Ale już byłam taka zdesperowana... Dzisiaj wybija 10 tydzień i mam nadzieję, że z czasem z wypróżnianiem będzie lepiej.
2. Ostatnio mam trochę słabe nocki, budzę się, przewracam. Kupiłam poduchę typu C, żeby później z niej skorzystać przy karmieniu, ale kurczaki ciężko mi z nią w nocy, bo często zmieniam strony :/
3. Mdłości mnie nie opuszczają zazwyczaj przez większość dnia, tak samo wzmocnione rano jak i wieczorem. Dwa razy dziennie biorę dupka, zastanawiam się czy on też ma na to jakiś wpływ?

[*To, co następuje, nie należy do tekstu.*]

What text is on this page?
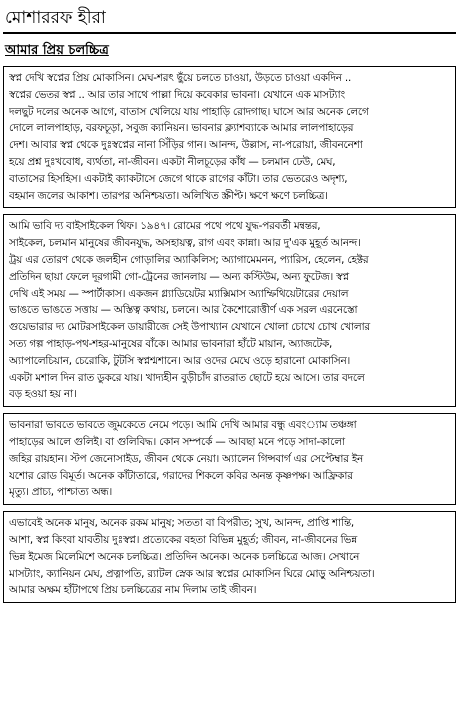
মোশাররফ হীরা
আমার প্রিয় চলচ্চিত্র
স্বপ্ন দেখি স্বপ্নের প্রিয় মোকাসিন। মেঘ-শরৎ ছুঁয়ে চলতে চাওয়া, উড়তে চাওয়া একদিন ..
স্বপ্নের ভেতর স্বপ্ন .. আর তার সাথে পাল্লা দিয়ে কবেকার ভাবনা। যেখানে এক মাসট্যাং
দলছুট দলের অনেক আগে, বাতাস খেলিয়ে যায় পাহাড়ি রোদগাছ। ঘাসে আর অনেক লেগে
দোলে লালপাহাড়, বরফচূড়া, সবুজ ক্যানিয়ন। ভাবনার ক্ল্যাশব্যাকে আমার লালপাহাড়ের
দেশ। আবার স্বপ্ন থেকে দুঃস্বপ্নের নানা সিঁড়ির গান। আনন্দ, উল্লাস, না-পরোয়া, জীবননেশা
হয়ে প্রশ্ন দুঃখবোধ, ব্যর্থতা, না-জীবন। একটা নীলচূড়ের কাঁধ — চলমান ঢেউ, মেঘ,
বাতাসের হিসহিস। একটাই ক্যাকটাসে জেগে থাকে রাগের কাঁটা। তার ভেতরেও অদৃশ্য,
বহমান জলের আকাশ। তারপর অনিশ্চয়তা। অলিখিত স্ক্রীপ্ট। ক্ষণে ক্ষণে চলচ্চিত্র।
আমি ভাবি দ্য বাইসাইকেল থিফ। ১৯৪৭। রোমের পথে পথে যুদ্ধ-পরবর্তী মন্বন্তর,
সাইকেল, চলমান মানুষের জীবনযুদ্ধ, অসহায়ত্ব, রাগ এবং কান্না। আর দু'এক মুহূর্ত আনন্দ।
ট্রয় এর তোরণ থেকে জলহীন গোড়ালির অ্যাকিলিস; অ্যাগামেমনন, প্যারিস, হেলেন, হেক্টর
প্রতিদিন ছায়া ফেলে দূরগামী গো-ট্রেনের জানলায় — অন্য কস্টিউম, অন্য ফুটেজ। স্বপ্ন
দেখি এই সময় — স্পার্টাকাস। একজন গ্ল্যাডিয়েটর ম্যাক্সিমাস অ্যাম্ফিথিয়েটারের দেয়াল
ভাঙতে ভাঙতে সত্তায় — অস্তিত্ব কথায়, চলনে। আর কৈশোরোত্তীর্ণ এক সরল এরনেস্তো
গুয়েভারার দ্য মোটরসাইকেল ডায়ারীজে সেই উপাখ্যান যেখানে খোলা চোখে চোখ খোলার
সত্য গল্প পাহাড়-পথ-শহর-মানুষের বাঁকে। আমার ভাবনারা হাঁটে মায়ান, অ্যাজটেক,
অ্যাপালেচিয়ান, চেরোকি, টুটসি স্বপ্নশ্মশানে। আর ওদের মেঘে ওড়ে হারানো মোকাসিন।
একটা মশাল দিন রাত ডুকরে যায়। খাদ্যহীন বুড়ীচাঁদ রাতরাত ছোটে হয়ে আসে। তার বদলে
বড় হওয়া হয় না।
ভাবনারা ভাবতে ভাবতে জুমকেতে নেমে পড়ে। আমি দেখি আমার বন্ধু এবং্যাম তঞ্চঙ্গা
পাহাড়ের আলে গুলিই। বা গুলিবিদ্ধ। কোন সম্পর্কে — আবছা মনে পড়ে সাদা-কালো
জহির রায়হান। স্টপ জেনোসাইড, জীবন থেকে নেয়া। অ্যালেন গিন্সবার্গ এর সেপ্টেম্বার ইন
যশোর রোড বিমূর্ত। অনেক কাঁটাতারে, গরাদের শিকলে কবির অনন্ত কৃষ্ণপক্ষ। আফ্রিকার
মৃত্যু। প্রাচ্য, পাশ্চাত্য অন্ধ।
এভাবেই অনেক মানুষ, অনেক রকম মানুষ; সততা বা বিপরীত; সুখ, আনন্দ, প্রাপ্তি শান্তি,
আশা, স্বপ্ন কিংবা যাবতীয় দুঃস্বপ্ন। প্রত্যেকের বহতা বিভিন্ন মুহূর্ত; জীবন, না-জীবনের ভিন্ন
ভিন্ন ইমেজ মিলেমিশে অনেক চলচ্চিত্র। প্রতিদিন অনেক। অনেক চলচ্চিত্রে আজ। সেখানে
মাসট্যাং, ক্যানিয়ন মেঘ, প্রত্নাপতি, র‍্যাটল স্নেক আর স্বপ্নের মোকাসিন ঘিরে মোড়ু অনিশ্চয়তা।
আমার অক্ষম হাঁটাপথে প্রিয় চলচ্চিত্রের নাম দিলাম তাই জীবন।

Kobietki, które już były w ciąży - kiedy zaczęły Wam przechodzić te cięższe objawy? Typowo po pierwszym trymestrze? Potrzebuję dawki nadziei, że będzie lepiej

4. Wizyta dopiero za tydzień w piątek, już nie mogę się doczekać i zobaczyć zmian w rozmiarze. Jak widzę Wasze piękne zdjęcia to ach... jak mi się marzy wizyta

Mam nadzieję, ze wszystko dobrze tam u dzidzi się rozwija... Staram się myśleć tylko pozytywnie.